« Gilets jaunes » : le Parlement européen adopte une résolution non contraignante pour dénoncer le recours aux lanceurs de balles de défense

La police fait usage de la force avec les balles de défenses LBD, le 9 février 2019 à Paris, lors d'une manifestation des "gilets jaunes". (VALENTINE ZELER / HANS LUCAS / AFP)

Dans cette résolution, votée par 438 voix pour, 78 contre et 87 abstentions, les députés ont « dénoncé le recours à des interventions violentes et disproportionnées de la part des autorités publiques lors de protestations et de manifestations pacifiques ».
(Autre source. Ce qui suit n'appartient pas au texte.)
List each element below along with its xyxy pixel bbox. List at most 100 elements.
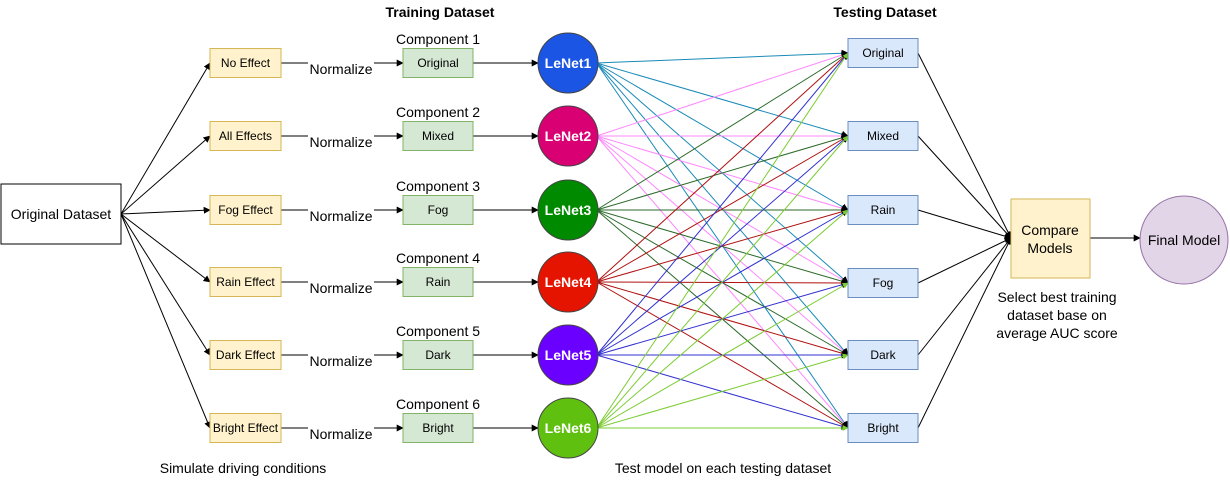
test-edge [596, 282, 849, 429]
test-edge [596, 135, 849, 283]
effect-label: Rain Effect [216, 275, 275, 289]
component-label: Component 1 [396, 31, 480, 47]
training-set-label: Mixed [422, 129, 454, 143]
test-edge [596, 135, 849, 356]
compare-arrow [917, 135, 1012, 239]
normalize-label-bg [308, 354, 374, 370]
select-caption-line2: dataset base on [1007, 307, 1107, 323]
training-set-label: Fog [428, 203, 449, 217]
normalize-label: Normalize [309, 426, 372, 442]
final-model-circle [1139, 195, 1229, 285]
testing-set-box [847, 340, 919, 370]
component-label: Component 3 [396, 178, 480, 194]
effect-label: Bright Effect [213, 421, 279, 435]
testing-set-box [847, 195, 919, 225]
compare-arrow [917, 237, 1012, 284]
normalize-label-bg [308, 427, 374, 443]
testing-set-label: Mixed [867, 129, 899, 143]
normalize-label-bg [308, 209, 374, 225]
effect-box [209, 48, 282, 78]
effect-label: No Effect [221, 56, 271, 70]
normalize-label: Normalize [309, 280, 372, 296]
fanout-arrow [120, 135, 211, 215]
lenet-circle [537, 397, 599, 459]
training-set-box [402, 121, 474, 151]
lenet-label: LeNet1 [545, 55, 592, 71]
effect-box [209, 340, 282, 370]
effect-label: Fog Effect [218, 203, 273, 217]
test-edge [596, 135, 849, 429]
training-dataset-header: Training Dataset [386, 4, 495, 20]
training-set-box [402, 267, 474, 297]
fanout-arrow [120, 206, 211, 215]
test-edge [596, 209, 849, 429]
testing-set-label: Bright [867, 421, 899, 435]
testing-set-label: Original [862, 46, 903, 60]
training-set-label: Original [417, 56, 458, 70]
test-edge [596, 353, 849, 429]
fanout-arrow [120, 62, 211, 215]
training-set-box [402, 413, 474, 443]
simulate-caption: Simulate driving conditions [160, 460, 327, 476]
effect-box [209, 413, 282, 443]
select-caption-line1: Select best training [997, 289, 1116, 305]
testing-set-label: Dark [870, 348, 896, 362]
lenet-label: LeNet4 [545, 274, 592, 290]
normalize-label-bg [308, 62, 374, 78]
effect-label: All Effects [219, 129, 272, 143]
effect-label: Dark Effect [216, 348, 276, 362]
normalize-label-bg [308, 281, 374, 297]
lenet-circle [537, 251, 599, 313]
lenet-circle [537, 32, 599, 94]
training-set-box [402, 340, 474, 370]
compare-arrow [917, 52, 1012, 239]
testing-set-label: Fog [873, 276, 894, 290]
training-set-label: Dark [425, 348, 451, 362]
training-set-label: Rain [426, 275, 451, 289]
final-model-label: Final Model [1148, 232, 1220, 248]
test-caption: Test model on each testing dataset [615, 460, 831, 476]
lenet-label: LeNet2 [545, 128, 592, 144]
fanout-arrow [120, 213, 211, 429]
lenet-label: LeNet6 [545, 420, 592, 436]
effect-box [209, 121, 282, 151]
component-label: Component 5 [396, 323, 480, 339]
normalize-label: Normalize [309, 61, 372, 77]
testing-set-box [847, 268, 919, 298]
effect-box [209, 195, 282, 225]
lenet-label: LeNet5 [545, 347, 592, 363]
compare-label-line2: Models [1027, 240, 1072, 256]
component-label: Component 6 [396, 396, 480, 412]
normalize-label: Normalize [309, 353, 372, 369]
compare-label-line1: Compare [1021, 222, 1079, 238]
test-edge [596, 49, 849, 64]
testing-set-box [847, 413, 919, 443]
fanout-arrow [120, 213, 211, 283]
test-edge [596, 52, 849, 283]
test-edge [596, 51, 849, 137]
original-dataset-box [0, 183, 122, 245]
normalize-label: Normalize [309, 208, 372, 224]
lenet-circle [537, 324, 599, 386]
normalize-label: Normalize [309, 134, 372, 150]
compare-arrow [917, 237, 1012, 356]
training-set-label: Bright [422, 421, 454, 435]
original-dataset-label: Original Dataset [11, 206, 111, 222]
testing-set-box [847, 38, 919, 68]
compare-arrow [917, 237, 1012, 429]
component-label: Component 2 [396, 104, 480, 120]
effect-box [209, 267, 282, 297]
test-edge [596, 62, 849, 138]
test-edge [596, 134, 849, 211]
training-set-box [402, 195, 474, 225]
lenet-label: LeNet3 [545, 202, 592, 218]
fanout-arrow [120, 213, 211, 356]
select-caption-line3: average AUC score [996, 325, 1118, 341]
testing-set-label: Rain [871, 203, 896, 217]
test-edge [596, 52, 849, 356]
component-label: Component 4 [396, 250, 480, 266]
lenet-circle [537, 105, 599, 167]
compare-arrow [917, 209, 1012, 240]
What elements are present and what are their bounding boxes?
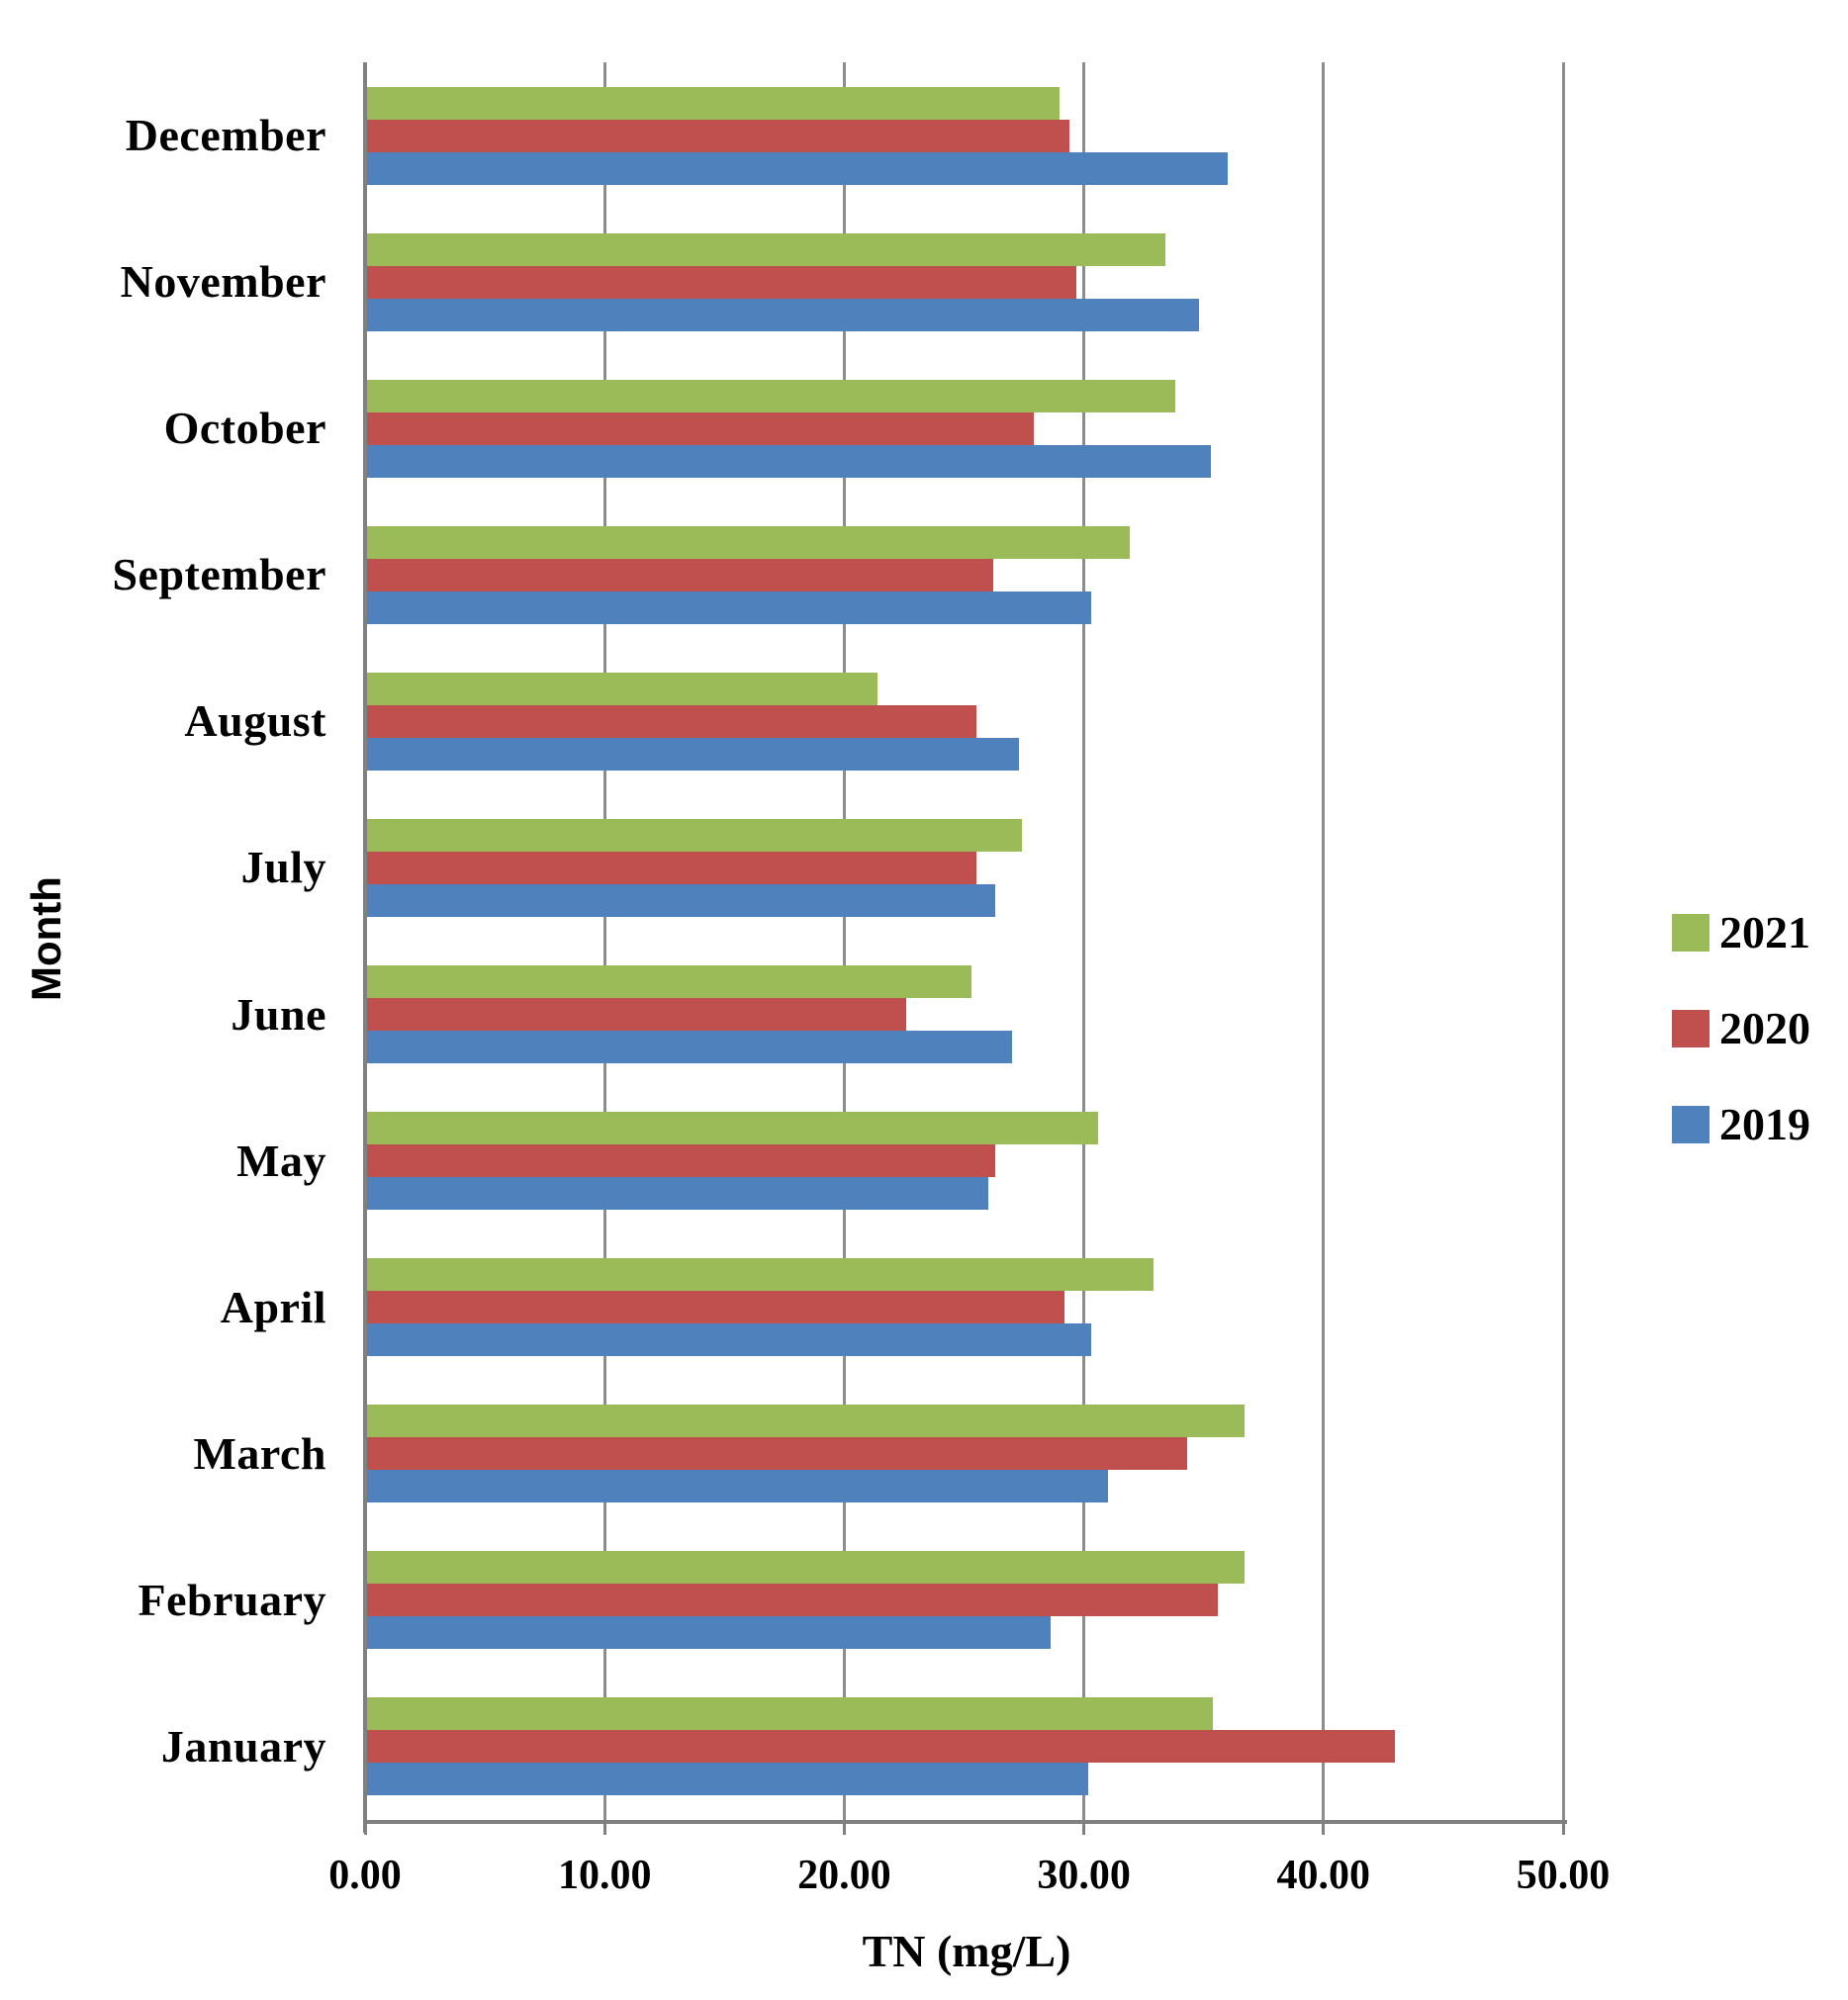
- x-axis-tick: [1561, 1820, 1565, 1835]
- gridline: [1561, 62, 1565, 1820]
- legend-item-2021: 2021: [1672, 909, 1810, 956]
- category-label-december: December: [125, 110, 326, 161]
- legend-swatch-2020: [1672, 1010, 1709, 1047]
- x-axis-title: TN (mg/L): [862, 1926, 1071, 1976]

franceinfo avec AFPFrance Télévisions

Les députés européens ont adopté, jeudi 14 février, une résolution non contraignante pour condamner « le recours à certains types d’armes à létalité réduite », comme les « projectiles à impact cinétique », dont les lanceurs de balles de défense (LBD). Dans cette résolution, votée par 438 voix pour, 78 contre et 87 abstentions, les députés ont également « dénoncé le recours à des interventions violentes et disproportionnées de la part des autorités publiques lors de protestations et de manifestations pacifiques ». 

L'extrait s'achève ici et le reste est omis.